Several have mentioned the advantage of working on a series, building an idea, refining it, augmenting it with multiple images. After a career in sales I am very goal oriented. The local college offers advanced photography courses that require a series of twenty matted enlarged images per term. The State of Ohio encourages seniors to obtain further education to the point that a $1000 course in a state funded school costs parking and lab fees.

The idea of input and friends working on the same project has also been mentioned. The college courses require class critique of new images every two weeks. We have started a gathering of 15-25 Apug members from four states who meet here on the edge of a national park every two months. All these things are an outlet, motivational and rewarding for not just one, but all participants.

What hasn’t worked for me is a large local photography club that has gone digital, is dominated by personalities that think everything I am doing and enjoying is wrong, and whose tastes differ considerably from those of the Art Department at the college who are published, in museums and have received major national grants.
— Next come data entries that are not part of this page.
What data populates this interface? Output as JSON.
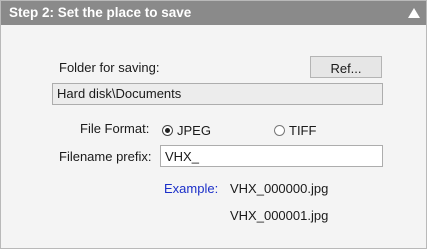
{
  "header": {
    "title": "Step 2: Set the place to save"
  },
  "folder": {
    "label": "Folder for saving:",
    "ref_button": "Ref...",
    "path": "Hard disk\\Documents"
  },
  "file_format": {
    "label": "File Format:",
    "options": [
      {
        "label": "JPEG",
        "selected": true
      },
      {
        "label": "TIFF",
        "selected": false
      }
    ]
  },
  "prefix": {
    "label": "Filename prefix:",
    "value": "VHX_"
  },
  "example": {
    "label": "Example:",
    "files": [
      "VHX_000000.jpg",
      "VHX_000001.jpg"
    ]
  },
  "colors": {
    "header_bg": "#8a8a8a",
    "panel_bg": "#f4f4f4",
    "example_label": "#1b2fc9"
  },
  "icons": {
    "collapse": "triangle-up-icon"
  }
}
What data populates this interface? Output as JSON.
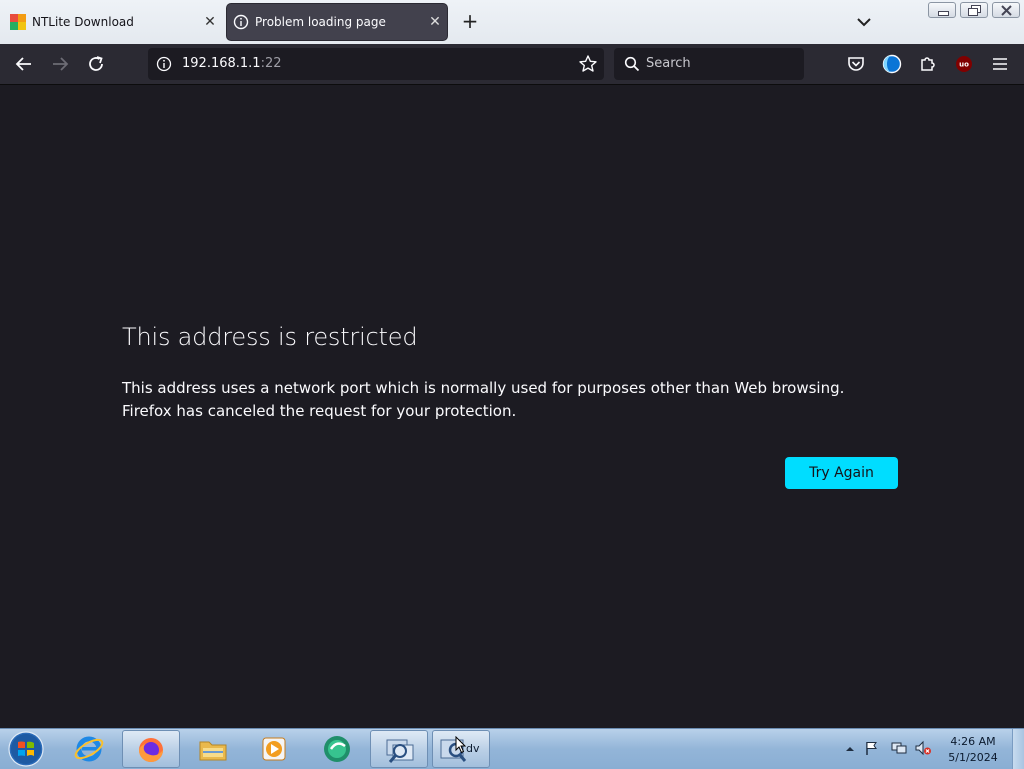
{
  "tabs": [
    {
      "title": "NTLite Download",
      "active": false
    },
    {
      "title": "Problem loading page",
      "active": true
    }
  ],
  "toolbar": {
    "url_host": "192.168.1.1",
    "url_port": ":22",
    "search_placeholder": "Search"
  },
  "error_page": {
    "title": "This address is restricted",
    "description_line1": "This address uses a network port which is normally used for purposes other than Web browsing.",
    "description_line2": "Firefox has canceled the request for your protection.",
    "button_label": "Try Again",
    "accent_color": "#00ddff",
    "background_color": "#1c1b22"
  },
  "taskbar": {
    "items": [
      "start-orb",
      "internet-explorer",
      "firefox",
      "file-explorer",
      "media-player",
      "green-app",
      "network-tool",
      "search-tool"
    ],
    "active_items": [
      "firefox",
      "network-tool",
      "search-tool"
    ],
    "partial_text": "dv",
    "time": "4:26 AM",
    "date": "5/1/2024"
  }
}
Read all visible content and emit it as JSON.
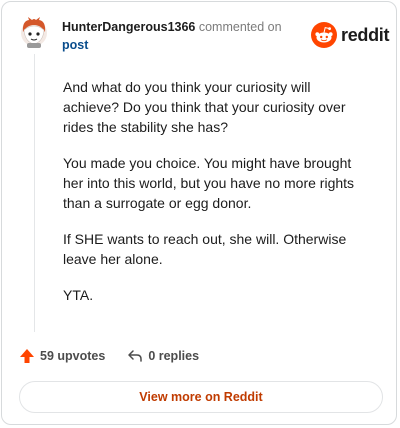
{
  "header": {
    "username": "HunterDangerous1366",
    "commented_on": "commented on",
    "post_link": "post"
  },
  "brand": {
    "wordmark": "reddit",
    "color": "#ff4500"
  },
  "comment": {
    "paragraphs": [
      "And what do you think your curiosity will achieve? Do you think that your curiosity over rides the stability she has?",
      "You made you choice. You might have brought her into this world, but you have no more rights than a surrogate or egg donor.",
      "If SHE wants to reach out, she will. Otherwise leave her alone.",
      "YTA."
    ]
  },
  "footer": {
    "upvotes": "59 upvotes",
    "replies": "0 replies",
    "upvote_icon": "upvote-arrow-icon",
    "reply_icon": "reply-arrow-icon"
  },
  "view_more_label": "View more on Reddit"
}
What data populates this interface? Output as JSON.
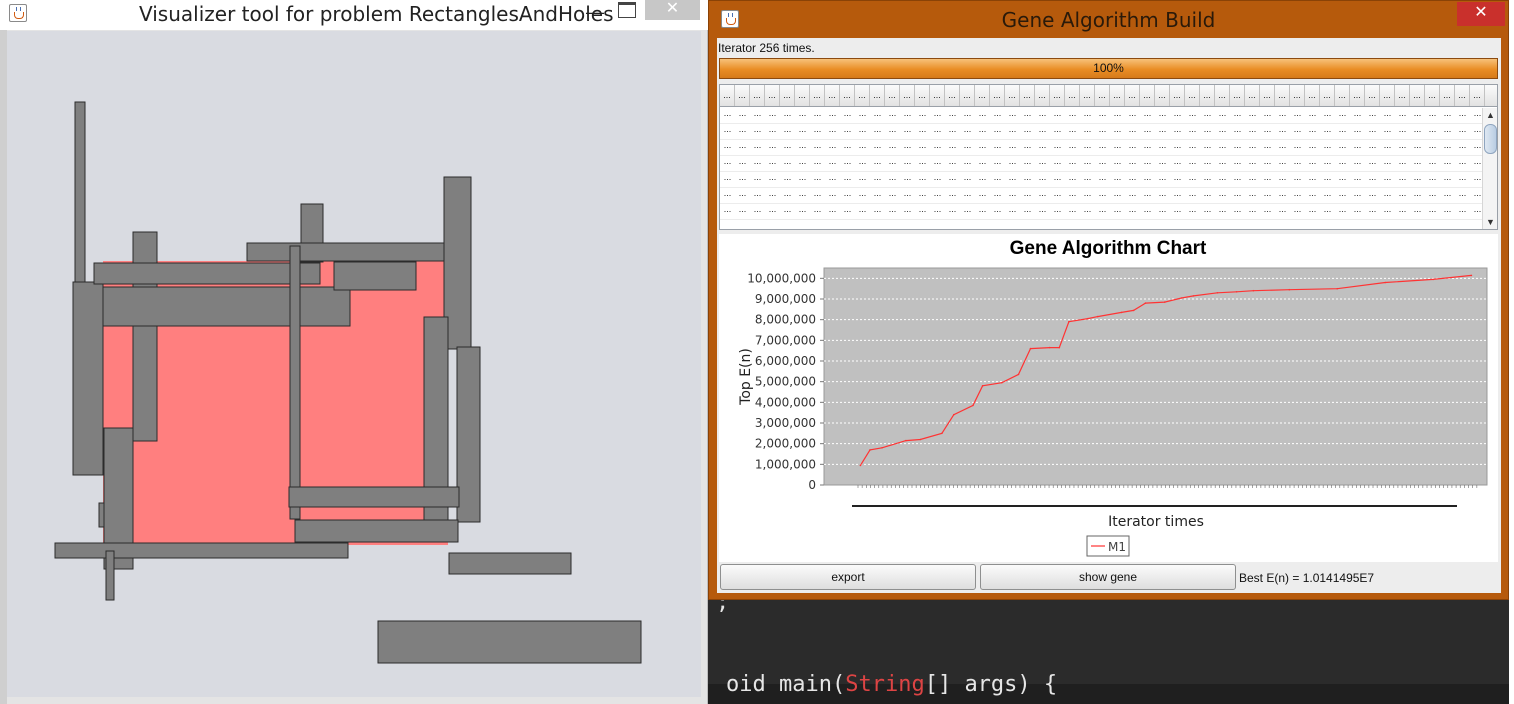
{
  "visualizer": {
    "title": "Visualizer tool for problem RectanglesAndHoles",
    "minimize": "—",
    "close": "✕",
    "colors": {
      "background": "#d9dbe1",
      "rect_fill": "#7f7f7f",
      "hole_fill": "#ff7f7f"
    }
  },
  "gene_window": {
    "title": "Gene Algorithm Build",
    "close": "✕",
    "status": "Iterator 256 times.",
    "progress": {
      "percent": 100,
      "label": "100%"
    },
    "table": {
      "cell_text": "...",
      "columns": 51,
      "rows": 7
    },
    "buttons": {
      "export": "export",
      "show_gene": "show gene"
    },
    "best_text": "Best E(n) = 1.0141495E7",
    "accent": "#b65a0c"
  },
  "chart_data": {
    "type": "line",
    "title": "Gene Algorithm Chart",
    "xlabel": "Iterator times",
    "ylabel": "Top E(n)",
    "ylim": [
      0,
      10500000
    ],
    "yticks": [
      "0",
      "1,000,000",
      "2,000,000",
      "3,000,000",
      "4,000,000",
      "5,000,000",
      "6,000,000",
      "7,000,000",
      "8,000,000",
      "9,000,000",
      "10,000,000"
    ],
    "legend": "bottom-center",
    "grid": true,
    "series": [
      {
        "name": "M1",
        "color": "#ff3333",
        "x": [
          1,
          5,
          10,
          20,
          26,
          35,
          40,
          48,
          52,
          60,
          67,
          72,
          80,
          84,
          88,
          96,
          100,
          110,
          115,
          120,
          128,
          135,
          140,
          150,
          158,
          165,
          180,
          200,
          220,
          240,
          256
        ],
        "values": [
          950000,
          1700000,
          1800000,
          2150000,
          2200000,
          2500000,
          3400000,
          3850000,
          4800000,
          4950000,
          5350000,
          6600000,
          6650000,
          6650000,
          7900000,
          8050000,
          8150000,
          8350000,
          8450000,
          8800000,
          8850000,
          9050000,
          9150000,
          9300000,
          9350000,
          9400000,
          9450000,
          9500000,
          9800000,
          9950000,
          10141495
        ]
      }
    ]
  },
  "editor": {
    "fragment": ";",
    "code_prefix": "oid main(",
    "code_type": "String",
    "code_suffix": "[] args) {"
  }
}
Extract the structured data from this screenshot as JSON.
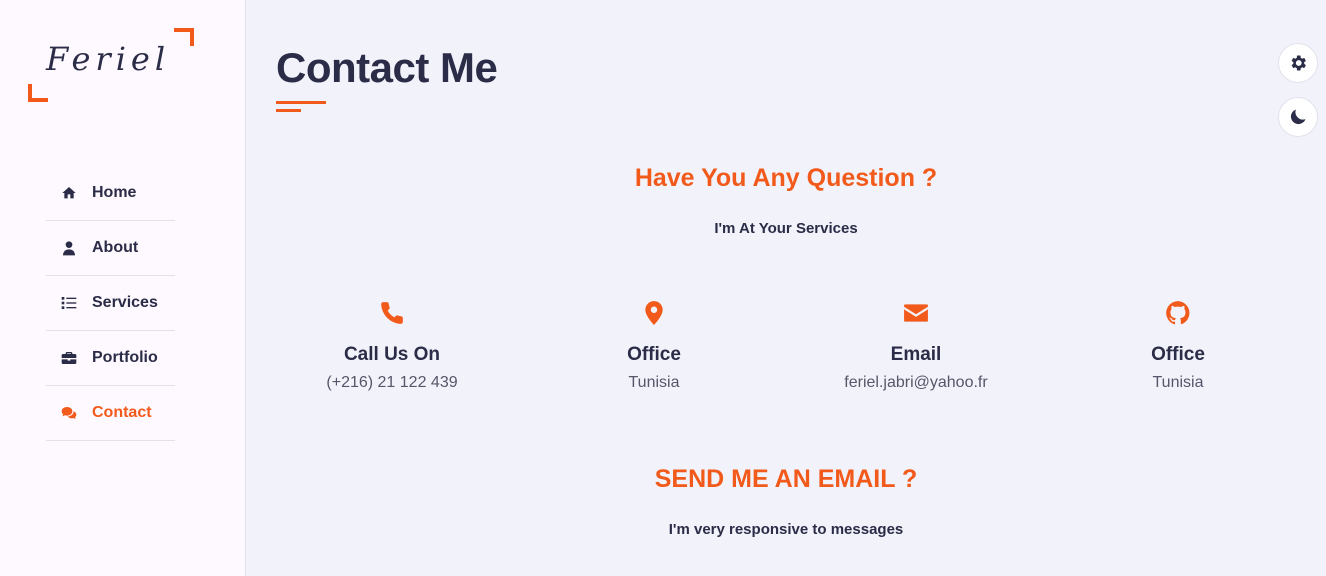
{
  "brand": {
    "name": "Feriel",
    "accent": "#f25a1c",
    "text": "#2b2c47"
  },
  "sidebar": {
    "items": [
      {
        "label": "Home",
        "icon": "home-icon",
        "active": false
      },
      {
        "label": "About",
        "icon": "user-icon",
        "active": false
      },
      {
        "label": "Services",
        "icon": "list-icon",
        "active": false
      },
      {
        "label": "Portfolio",
        "icon": "briefcase-icon",
        "active": false
      },
      {
        "label": "Contact",
        "icon": "comments-icon",
        "active": true
      }
    ]
  },
  "main": {
    "title": "Contact Me",
    "question_heading": "Have You Any Question ?",
    "question_sub": "I'm At Your Services",
    "contacts": [
      {
        "icon": "phone-icon",
        "label": "Call Us On",
        "value": "(+216) 21 122 439"
      },
      {
        "icon": "map-marker-icon",
        "label": "Office",
        "value": "Tunisia"
      },
      {
        "icon": "envelope-icon",
        "label": "Email",
        "value": "feriel.jabri@yahoo.fr"
      },
      {
        "icon": "github-icon",
        "label": "Office",
        "value": "Tunisia"
      }
    ],
    "email_heading": "SEND ME AN EMAIL ?",
    "email_sub": "I'm very responsive to messages"
  },
  "controls": {
    "settings_icon": "gear-icon",
    "theme_icon": "moon-icon"
  }
}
Another unsuccessful location is a local artist’s group that prohibits any work done in workshops or classes wanting to avoid the work of the teacher rather than the student. They on the other hand are perfectly happy to have visiting artists speak, critique their work, tell them how to change their work and enter the work in their own contests. Go figure.

From my own experience I would say that you have to DO IT YOURSELF. It will not be presented to you. You have to tailor what you do to fit what motivates and can be done by you. Or as Nike says, “Just do it”.